ACEVO chief executive Sir Stephen Bubb has welcomed some Budget measures while warning of the impact of the “perilous” fiscal outlook and benefit restrictions could have on the most vulnerable.

Chancellor George Osborne today delivered a Budget including a living wage, and £8bn in funding for the NHS out to 2020 to implement the Stevens Plan.

Welfare changes include freezing working-age benefits, including tax credits and Local Housing Allowance, for four years from 2016-17. The change does not include Maternity Allowance, maternity pay, paternity pay and sick pay.

The household benefit cap will be reduced to £20,000, or £23,000 in London.

Support through Child Tax Credit will be limited to two children for children born from April 2017, and 18 to 21 year olds on Universal Credit will have to apply for an apprenticeship or traineeship, gain work-based skills, or go on a work placement six months after the start of their claim.

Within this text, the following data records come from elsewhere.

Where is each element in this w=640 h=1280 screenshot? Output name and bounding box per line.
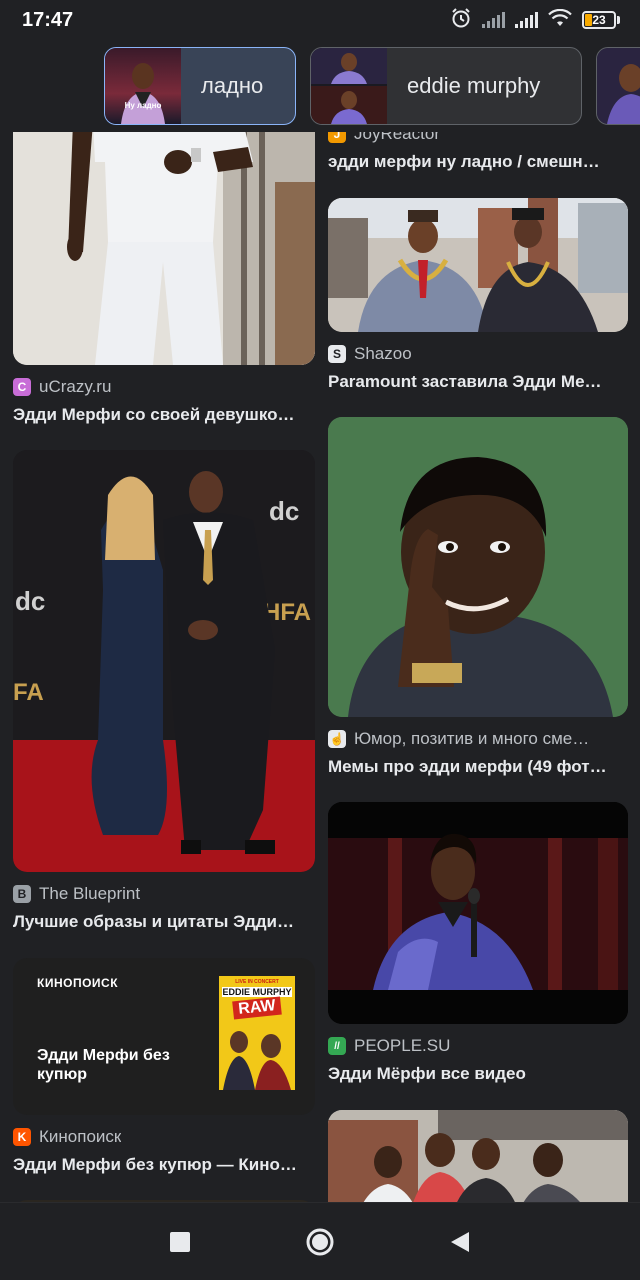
result-source-name: Shazoo: [354, 344, 412, 363]
status-icons: 23: [450, 7, 620, 34]
result-card[interactable]: dc dc HFA FA B The Blueprint Лучшие обра…: [13, 450, 315, 932]
alarm-icon: [450, 7, 472, 34]
result-title[interactable]: Лучшие образы и цитаты Эдди…: [13, 912, 315, 932]
result-source-name: The Blueprint: [39, 884, 141, 903]
chip-thumbnail: [597, 48, 640, 124]
result-source-name: JoyReactor: [354, 132, 440, 143]
svg-text:dc: dc: [269, 496, 299, 526]
chip-eddie-murphy[interactable]: eddie murphy: [310, 47, 582, 125]
home-button[interactable]: [290, 1212, 350, 1272]
poster-name: EDDIE MURPHY: [222, 987, 292, 997]
svg-text:FA: FA: [13, 679, 44, 706]
battery-icon: 23: [582, 11, 620, 29]
back-button[interactable]: [430, 1212, 490, 1272]
chip-thumbnail: [311, 48, 387, 124]
result-image[interactable]: [328, 198, 628, 332]
result-card[interactable]: ☝ Юмор, позитив и много сме… Мемы про эд…: [328, 417, 628, 777]
poster-tagline: LIVE IN CONCERT: [235, 979, 279, 985]
result-image[interactable]: [13, 132, 315, 365]
chip-thumb-caption: Ну ладно: [124, 101, 162, 110]
chip-label: ладно: [201, 73, 264, 98]
result-source: C uCrazy.ru: [13, 377, 315, 397]
site-favicon-icon: B: [13, 885, 31, 903]
result-source: S Shazoo: [328, 344, 628, 364]
result-source-name: Кинопоиск: [39, 1127, 122, 1146]
result-card[interactable]: C uCrazy.ru Эдди Мерфи со своей девушко…: [13, 132, 315, 425]
result-card[interactable]: S Shazoo Paramount заставила Эдди Ме…: [328, 198, 628, 392]
result-title[interactable]: Эдди Мерфи со своей девушко…: [13, 405, 315, 425]
battery-level-text: 23: [592, 13, 606, 27]
chip-ladno[interactable]: Ну ладно ладно: [104, 47, 296, 125]
recents-button[interactable]: [150, 1212, 210, 1272]
site-favicon-icon: C: [13, 378, 31, 396]
wifi-icon: [548, 8, 572, 32]
site-favicon-icon: S: [328, 345, 346, 363]
square-icon: [170, 1231, 190, 1252]
site-favicon-icon: K: [13, 1128, 31, 1146]
result-card[interactable]: // PEOPLE.SU Эдди Мёрфи все видео: [328, 802, 628, 1084]
result-source-name: Юмор, позитив и много сме…: [354, 729, 590, 748]
kinopoisk-logo: КИНОПОИСК: [37, 976, 119, 990]
result-title[interactable]: Эдди Мёрфи все видео: [328, 1064, 628, 1084]
result-source: K Кинопоиск: [13, 1127, 315, 1147]
svg-text:dc: dc: [15, 586, 45, 616]
result-source: J JoyReactor: [328, 132, 628, 144]
circle-home-icon: [306, 1228, 334, 1255]
chip-thumbnail: Ну ладно: [105, 48, 181, 124]
chip-more[interactable]: [596, 47, 640, 125]
result-source: B The Blueprint: [13, 884, 315, 904]
related-searches-row: Ну ладно ладно eddie murphy: [0, 40, 640, 132]
result-image[interactable]: КИНОПОИСК Эдди Мерфи без купюр LIVE IN C…: [13, 958, 315, 1115]
result-card[interactable]: J JoyReactor эдди мерфи ну ладно / смешн…: [328, 132, 628, 172]
poster-title: RAW: [232, 996, 282, 1020]
site-favicon-icon: //: [328, 1037, 346, 1055]
result-source: // PEOPLE.SU: [328, 1036, 628, 1056]
result-image[interactable]: [328, 417, 628, 717]
result-title[interactable]: Мемы про эдди мерфи (49 фот…: [328, 757, 628, 777]
result-image[interactable]: dc dc HFA FA: [13, 450, 315, 872]
status-time: 17:47: [22, 8, 74, 31]
result-title[interactable]: эдди мерфи ну ладно / смешн…: [328, 152, 628, 172]
result-source-name: PEOPLE.SU: [354, 1036, 451, 1055]
result-source: ☝ Юмор, позитив и много сме…: [328, 729, 628, 749]
result-image[interactable]: [328, 1110, 628, 1202]
result-title[interactable]: Эдди Мерфи без купюр — Кино…: [13, 1155, 315, 1175]
result-card[interactable]: КИНОПОИСК Эдди Мерфи без купюр LIVE IN C…: [13, 958, 315, 1175]
kinopoisk-headline: Эдди Мерфи без купюр: [37, 1047, 170, 1083]
result-image[interactable]: [328, 802, 628, 1024]
site-favicon-icon: ☝: [328, 730, 346, 748]
result-source-name: uCrazy.ru: [39, 377, 112, 396]
image-results-grid: C uCrazy.ru Эдди Мерфи со своей девушко……: [0, 132, 640, 1202]
chip-label: eddie murphy: [407, 73, 541, 98]
signal-icon: [482, 12, 505, 28]
back-triangle-icon: [451, 1231, 469, 1252]
result-card[interactable]: [328, 1110, 628, 1202]
site-favicon-icon: J: [328, 132, 346, 143]
system-navigation-bar: [0, 1202, 640, 1280]
signal-icon: [515, 12, 538, 28]
raw-poster: LIVE IN CONCERT EDDIE MURPHY RAW: [219, 976, 295, 1090]
status-bar: 17:47 23: [0, 0, 640, 40]
result-title[interactable]: Paramount заставила Эдди Ме…: [328, 372, 628, 392]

“The Chancellor’s budget delivered a mixture of peril and promise,” Sir Stephen said. “A four year freeze on benefits, welfare caps set at £20k across the UK (£23k in London) and family benefits restricted to two children. In-work benefits are set to be aggressively tapered, which may well decrease the incentives to increase working hours if structured poorly. The peril is that these measures may push vulnerable people closer to the wall."

However, Sir Stephen hailed the living wage proposal as a tribute to the collective voice of voluntary sector campaigners who have argued for change. Devolution represents an opportunity for the sector, he said, stressing properly devolved public services and a sustainable NHS cannot be achieved without working hand-in-glove with charities and social enterprises.

While the additional NHS funding was welcome, Sir Stephen the funds are not “a sop to the NHS’ overstretched finances”. Rather, the funding is the minimum needed to keep the NHS going.

“That must be allied to a radical programme of change – which requires a substantial ramping up of community care. Our work on Winterbourne View has made the case for greater community provision for people with learning disabilities and/or autism – this agenda will gain momentum from hereon in.”